Social reinforcement with weighted interactions.

机构信息

Institute of Environmental Science and Technology, Universitat Autónoma de Barcelona, Spain.

Graduate School of Economics and Management, Ural Federal University, Yekaterinburg, Russian Federation.

出版信息

Phys Rev E. 2019 Aug;100(2-1):022305. doi: 10.1103/PhysRevE.100.022305.

Abstract

The speed and extent of diffusion of behaviors in social networks depends on network structure and individual preferences.
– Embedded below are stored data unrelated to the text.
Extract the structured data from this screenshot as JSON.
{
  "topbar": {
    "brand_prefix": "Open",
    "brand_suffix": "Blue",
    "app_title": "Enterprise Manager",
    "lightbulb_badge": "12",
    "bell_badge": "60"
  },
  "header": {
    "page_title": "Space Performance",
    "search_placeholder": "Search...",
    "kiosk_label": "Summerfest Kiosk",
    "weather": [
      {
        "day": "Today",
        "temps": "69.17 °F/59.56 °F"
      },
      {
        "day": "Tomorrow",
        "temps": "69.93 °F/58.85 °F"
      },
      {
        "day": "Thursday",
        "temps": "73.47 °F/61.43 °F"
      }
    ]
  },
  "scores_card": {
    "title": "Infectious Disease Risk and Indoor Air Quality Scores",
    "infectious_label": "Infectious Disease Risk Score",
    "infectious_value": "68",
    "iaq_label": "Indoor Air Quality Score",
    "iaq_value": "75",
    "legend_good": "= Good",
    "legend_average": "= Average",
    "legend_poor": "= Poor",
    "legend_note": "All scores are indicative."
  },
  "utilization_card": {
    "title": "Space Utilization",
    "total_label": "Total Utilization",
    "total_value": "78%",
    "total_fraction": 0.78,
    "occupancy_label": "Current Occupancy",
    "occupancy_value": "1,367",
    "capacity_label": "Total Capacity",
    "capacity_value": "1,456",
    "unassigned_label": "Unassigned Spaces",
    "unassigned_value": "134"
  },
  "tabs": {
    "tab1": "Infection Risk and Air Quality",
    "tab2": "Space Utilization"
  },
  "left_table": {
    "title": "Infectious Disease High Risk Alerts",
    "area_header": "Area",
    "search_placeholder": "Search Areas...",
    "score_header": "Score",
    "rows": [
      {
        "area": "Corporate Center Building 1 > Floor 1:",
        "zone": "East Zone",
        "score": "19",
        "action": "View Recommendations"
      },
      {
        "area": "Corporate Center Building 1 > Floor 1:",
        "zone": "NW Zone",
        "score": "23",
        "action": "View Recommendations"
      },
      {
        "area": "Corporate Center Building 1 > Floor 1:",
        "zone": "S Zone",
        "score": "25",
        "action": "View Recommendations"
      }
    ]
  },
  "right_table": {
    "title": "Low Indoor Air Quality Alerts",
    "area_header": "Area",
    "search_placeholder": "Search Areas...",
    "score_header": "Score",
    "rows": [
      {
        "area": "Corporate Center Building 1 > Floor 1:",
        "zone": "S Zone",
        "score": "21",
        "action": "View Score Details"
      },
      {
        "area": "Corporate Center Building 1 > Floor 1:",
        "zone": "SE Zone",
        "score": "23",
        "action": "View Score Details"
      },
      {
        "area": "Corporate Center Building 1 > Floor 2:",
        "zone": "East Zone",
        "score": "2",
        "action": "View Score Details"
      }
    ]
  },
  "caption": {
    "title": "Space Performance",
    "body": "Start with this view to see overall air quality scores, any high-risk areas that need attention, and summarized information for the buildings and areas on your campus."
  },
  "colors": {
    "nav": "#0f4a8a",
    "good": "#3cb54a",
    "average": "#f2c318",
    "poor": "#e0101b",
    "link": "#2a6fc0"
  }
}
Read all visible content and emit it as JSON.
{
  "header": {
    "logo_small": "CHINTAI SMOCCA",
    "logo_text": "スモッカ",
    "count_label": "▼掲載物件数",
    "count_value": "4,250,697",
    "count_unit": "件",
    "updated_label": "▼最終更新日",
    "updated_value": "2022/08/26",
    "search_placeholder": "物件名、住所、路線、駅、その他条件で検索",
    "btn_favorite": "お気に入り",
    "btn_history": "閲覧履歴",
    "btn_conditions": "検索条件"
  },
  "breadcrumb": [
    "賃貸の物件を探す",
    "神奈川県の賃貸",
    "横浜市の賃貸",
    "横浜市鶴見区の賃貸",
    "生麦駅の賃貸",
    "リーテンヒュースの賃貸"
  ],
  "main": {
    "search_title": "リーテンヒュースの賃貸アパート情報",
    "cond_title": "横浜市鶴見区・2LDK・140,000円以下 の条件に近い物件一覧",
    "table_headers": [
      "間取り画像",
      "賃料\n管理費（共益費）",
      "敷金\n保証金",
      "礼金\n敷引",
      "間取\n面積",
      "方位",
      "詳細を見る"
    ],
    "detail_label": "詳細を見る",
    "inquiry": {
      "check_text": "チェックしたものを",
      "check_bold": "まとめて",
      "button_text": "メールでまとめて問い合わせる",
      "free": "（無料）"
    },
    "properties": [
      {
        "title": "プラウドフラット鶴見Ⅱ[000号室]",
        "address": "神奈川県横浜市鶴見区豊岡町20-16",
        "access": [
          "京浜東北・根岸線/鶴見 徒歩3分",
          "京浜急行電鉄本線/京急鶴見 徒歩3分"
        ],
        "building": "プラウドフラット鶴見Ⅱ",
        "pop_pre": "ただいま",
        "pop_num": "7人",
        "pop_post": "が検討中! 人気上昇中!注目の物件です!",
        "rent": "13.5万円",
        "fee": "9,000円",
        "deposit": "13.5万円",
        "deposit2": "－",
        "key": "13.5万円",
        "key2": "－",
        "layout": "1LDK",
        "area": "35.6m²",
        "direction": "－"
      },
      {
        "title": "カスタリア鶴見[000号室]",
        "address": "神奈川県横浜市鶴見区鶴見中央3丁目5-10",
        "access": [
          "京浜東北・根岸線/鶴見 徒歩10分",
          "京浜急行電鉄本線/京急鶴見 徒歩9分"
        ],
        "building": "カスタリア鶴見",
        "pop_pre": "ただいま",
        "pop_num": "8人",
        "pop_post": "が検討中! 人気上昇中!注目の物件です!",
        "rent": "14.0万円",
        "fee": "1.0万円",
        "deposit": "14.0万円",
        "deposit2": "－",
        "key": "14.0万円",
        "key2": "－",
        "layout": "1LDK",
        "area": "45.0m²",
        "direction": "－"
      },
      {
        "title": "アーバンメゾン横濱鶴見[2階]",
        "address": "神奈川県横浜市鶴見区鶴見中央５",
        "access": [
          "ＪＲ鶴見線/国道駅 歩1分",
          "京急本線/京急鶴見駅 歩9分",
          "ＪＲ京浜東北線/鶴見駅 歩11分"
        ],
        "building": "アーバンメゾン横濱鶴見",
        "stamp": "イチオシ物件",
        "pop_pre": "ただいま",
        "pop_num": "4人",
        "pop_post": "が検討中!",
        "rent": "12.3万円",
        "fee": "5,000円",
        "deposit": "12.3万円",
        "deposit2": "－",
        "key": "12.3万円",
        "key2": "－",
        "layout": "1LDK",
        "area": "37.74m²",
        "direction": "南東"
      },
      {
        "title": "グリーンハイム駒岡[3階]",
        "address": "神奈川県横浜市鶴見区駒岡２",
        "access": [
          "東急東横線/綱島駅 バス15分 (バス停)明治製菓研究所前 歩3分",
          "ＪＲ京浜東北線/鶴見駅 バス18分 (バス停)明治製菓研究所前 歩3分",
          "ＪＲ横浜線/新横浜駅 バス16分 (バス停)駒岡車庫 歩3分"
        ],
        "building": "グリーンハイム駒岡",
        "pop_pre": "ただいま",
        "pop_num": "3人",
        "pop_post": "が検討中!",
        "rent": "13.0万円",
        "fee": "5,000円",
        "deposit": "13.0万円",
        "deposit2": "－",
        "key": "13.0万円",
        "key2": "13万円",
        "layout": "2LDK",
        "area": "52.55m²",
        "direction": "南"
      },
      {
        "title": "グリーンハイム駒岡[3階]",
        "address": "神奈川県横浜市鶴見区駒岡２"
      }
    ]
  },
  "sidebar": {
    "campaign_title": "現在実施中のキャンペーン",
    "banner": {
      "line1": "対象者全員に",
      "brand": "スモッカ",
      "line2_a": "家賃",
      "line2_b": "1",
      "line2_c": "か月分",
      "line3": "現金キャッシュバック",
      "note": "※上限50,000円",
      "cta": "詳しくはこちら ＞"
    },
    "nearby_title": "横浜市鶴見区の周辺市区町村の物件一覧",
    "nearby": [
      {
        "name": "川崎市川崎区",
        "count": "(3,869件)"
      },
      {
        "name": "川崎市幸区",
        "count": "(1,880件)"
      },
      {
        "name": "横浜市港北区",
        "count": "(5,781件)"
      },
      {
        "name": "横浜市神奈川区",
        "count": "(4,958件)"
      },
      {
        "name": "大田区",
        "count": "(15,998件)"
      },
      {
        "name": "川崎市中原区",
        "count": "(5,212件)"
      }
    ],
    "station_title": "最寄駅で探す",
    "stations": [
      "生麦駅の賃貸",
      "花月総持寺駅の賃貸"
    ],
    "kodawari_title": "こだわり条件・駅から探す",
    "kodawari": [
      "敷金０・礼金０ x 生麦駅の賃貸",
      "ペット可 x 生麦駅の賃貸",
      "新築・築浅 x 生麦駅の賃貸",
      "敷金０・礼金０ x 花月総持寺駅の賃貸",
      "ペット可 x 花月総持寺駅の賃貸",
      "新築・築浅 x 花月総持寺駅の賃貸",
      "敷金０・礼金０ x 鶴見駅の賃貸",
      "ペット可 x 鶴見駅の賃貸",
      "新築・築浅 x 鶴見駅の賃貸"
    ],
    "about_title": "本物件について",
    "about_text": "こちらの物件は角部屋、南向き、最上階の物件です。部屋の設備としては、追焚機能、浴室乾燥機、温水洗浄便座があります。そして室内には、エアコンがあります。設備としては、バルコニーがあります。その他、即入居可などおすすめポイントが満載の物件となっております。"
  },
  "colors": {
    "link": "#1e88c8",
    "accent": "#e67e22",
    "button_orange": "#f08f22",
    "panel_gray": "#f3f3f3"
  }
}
The contribution of the present study is twofold. First, we introduce weighted interactions between potential adopters that depend on the similarity in their preferences and moderate the strength of social reinforcement. The reason for the extension is the existence of a confirmation bias in the way agents treat information by prioritizing evidence conforming to their opinion. As a result, individuals become less likely to be influenced by peers with relatively different preferences, reducing the overall diffusion rate under clustered networks. Second, we enrich our analysis by also considering a scale free network topology with a high degree asymmetry, motivated by its pervasiveness in online social networks. This network performs consistently well in terms of diffusion for different parameter combinations and clearly outperforms clustered networks under weighted interactions. Our results show that more realistic assumptions regarding agents' interactions shift the focus from clustering to degree distribution in the study of network structures allowing for fast and widespread behavior adoption.

摘要

行为在社交网络中的扩散速度和程度取决于网络结构和个体偏好。本研究的贡献有两点。首先,我们在潜在采纳者之间引入了依赖于偏好相似性的加权交互,从而调节了社会强化的强度。扩展的原因是由于代理人在处理信息时存在确认偏差,即优先考虑符合其观点的证据。结果是,个体不太可能受到具有相对不同偏好的同行的影响,从而降低了聚类网络下的整体扩散速度。其次,我们通过还考虑具有高度不对称性的无标度网络拓扑结构来丰富我们的分析,这是因为它在在线社交网络中普遍存在。这种网络在不同参数组合下的扩散性能表现一致,并且在加权交互下明显优于聚类网络。我们的结果表明,关于代理交互的更现实假设将研究的重点从聚类转移到网络结构的度分布,从而允许快速和广泛的行为采用。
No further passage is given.